Given an array nums containing n + 1 integers where each integer is between 1 and n (inclusive), prove that at least one duplicate number must exist. Assume that there is only one duplicate number, find the duplicate one.

Note:

1. You must not modify the array (assume the array is read only).
2. You must use only constant, O(1) extra space.
3. Your runtime complexity should be less than O(n2).
4. There is only one duplicate number in the array, but it could be repeated more than once.
5. 
   

Analysis:
The mid of this problem is not on the array, is on the sequence from 1 to n in ascending order. The sequence 1,2,3,4,4,5. Mid is 3, the count that is less or equal to mid is 3, so that duplicate lies on right. The nums array is just for counting.

Solution:
Double check template is not working here. Because it's possible that duplicate is either start or end, but there is no criteria to filter them out.

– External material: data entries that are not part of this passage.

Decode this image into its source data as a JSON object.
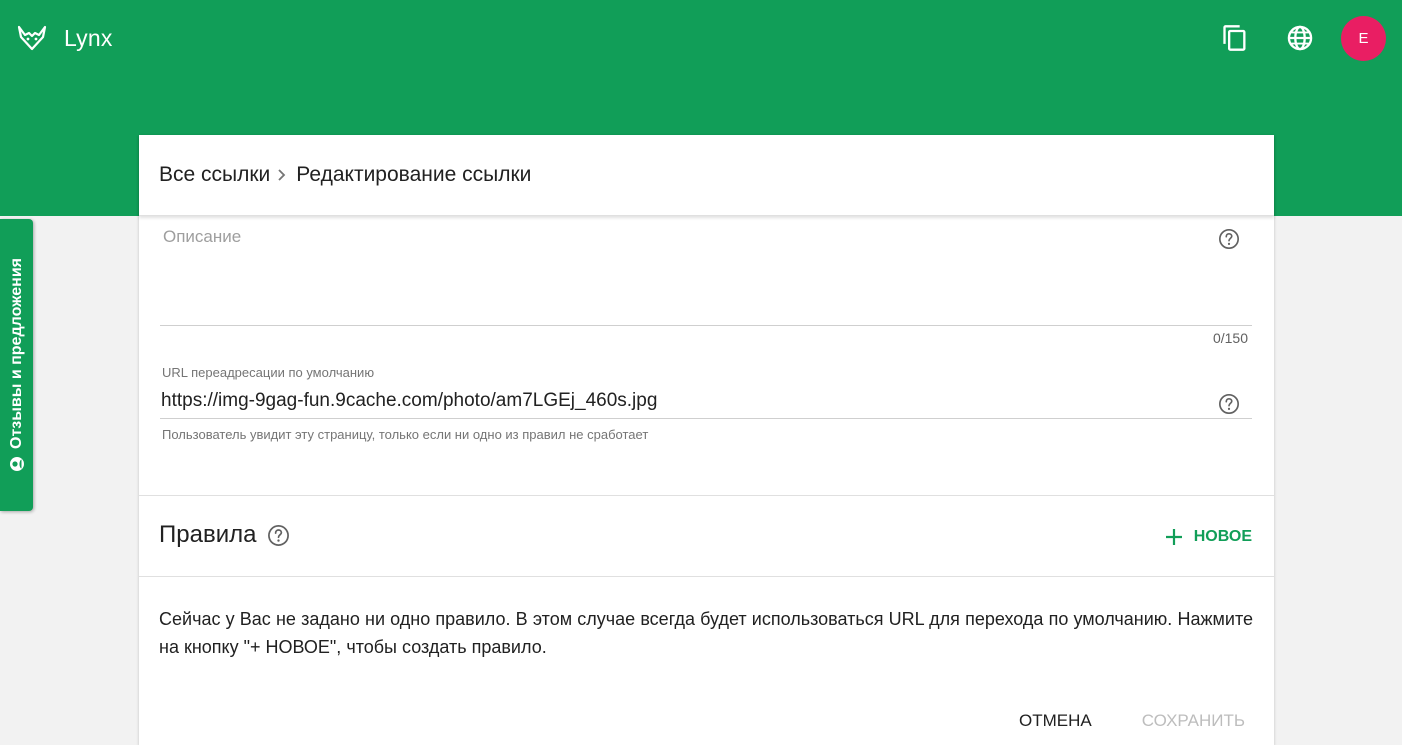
{
  "app": {
    "name": "Lynx"
  },
  "header": {
    "icons": [
      "copy-icon",
      "globe-icon"
    ],
    "avatar_letter": "E"
  },
  "feedback": {
    "label": "Отзывы и предложения"
  },
  "breadcrumb": {
    "root": "Все ссылки",
    "current": "Редактирование ссылки"
  },
  "description": {
    "placeholder": "Описание",
    "value": "",
    "counter": "0/150"
  },
  "redirect": {
    "label": "URL переадресации по умолчанию",
    "value": "https://img-9gag-fun.9cache.com/photo/am7LGEj_460s.jpg",
    "hint": "Пользователь увидит эту страницу, только если ни одно из правил не сработает"
  },
  "rules": {
    "title": "Правила",
    "new_label": "НОВОЕ",
    "empty_text": "Сейчас у Вас не задано ни одно правило. В этом случае всегда будет использоваться URL для перехода по умолчанию. Нажмите на кнопку \"+ НОВОЕ\", чтобы создать правило."
  },
  "actions": {
    "cancel": "ОТМЕНА",
    "save": "СОХРАНИТЬ"
  },
  "colors": {
    "primary": "#119e58",
    "avatar": "#e91e63",
    "disabled": "#bdbdbd"
  }
}
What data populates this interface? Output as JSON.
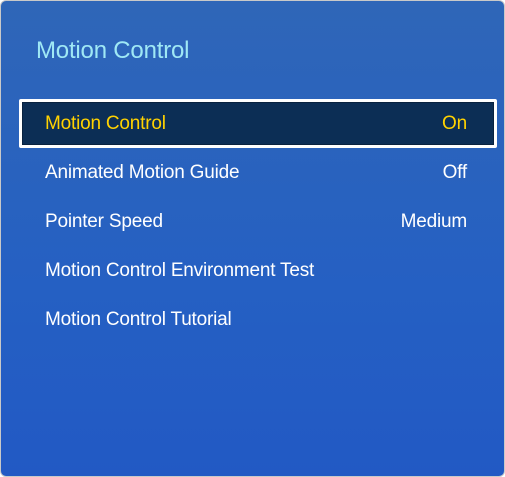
{
  "panel": {
    "title": "Motion Control"
  },
  "menu": {
    "items": [
      {
        "label": "Motion Control",
        "value": "On",
        "selected": true
      },
      {
        "label": "Animated Motion Guide",
        "value": "Off"
      },
      {
        "label": "Pointer Speed",
        "value": "Medium"
      },
      {
        "label": "Motion Control Environment Test",
        "value": ""
      },
      {
        "label": "Motion Control Tutorial",
        "value": ""
      }
    ]
  },
  "colors": {
    "background": "#2560c3",
    "title": "#9fe8f5",
    "selected_text": "#ffd200",
    "selected_bg": "#0c2e55",
    "text": "#ffffff"
  }
}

However, it's still manageable. By comparing count less and equal to start. if (count <= start) return end otherwise return start. The nature of duplicate enables count (<=) = duplicate number + 1.

class Solution {
    public int findDuplicate(int[] nums) {
        int start= 1, end= nums.length - 1;  
        while (start < end) {  
            int mid = start+ (end- start)/2;  
            int count = 0;
            for (int i: nums) {
                if (i <= mid) count++;
            }
            if (count <= mid) start = mid + 1;
            else end = mid;
         }
        return start;
    }
}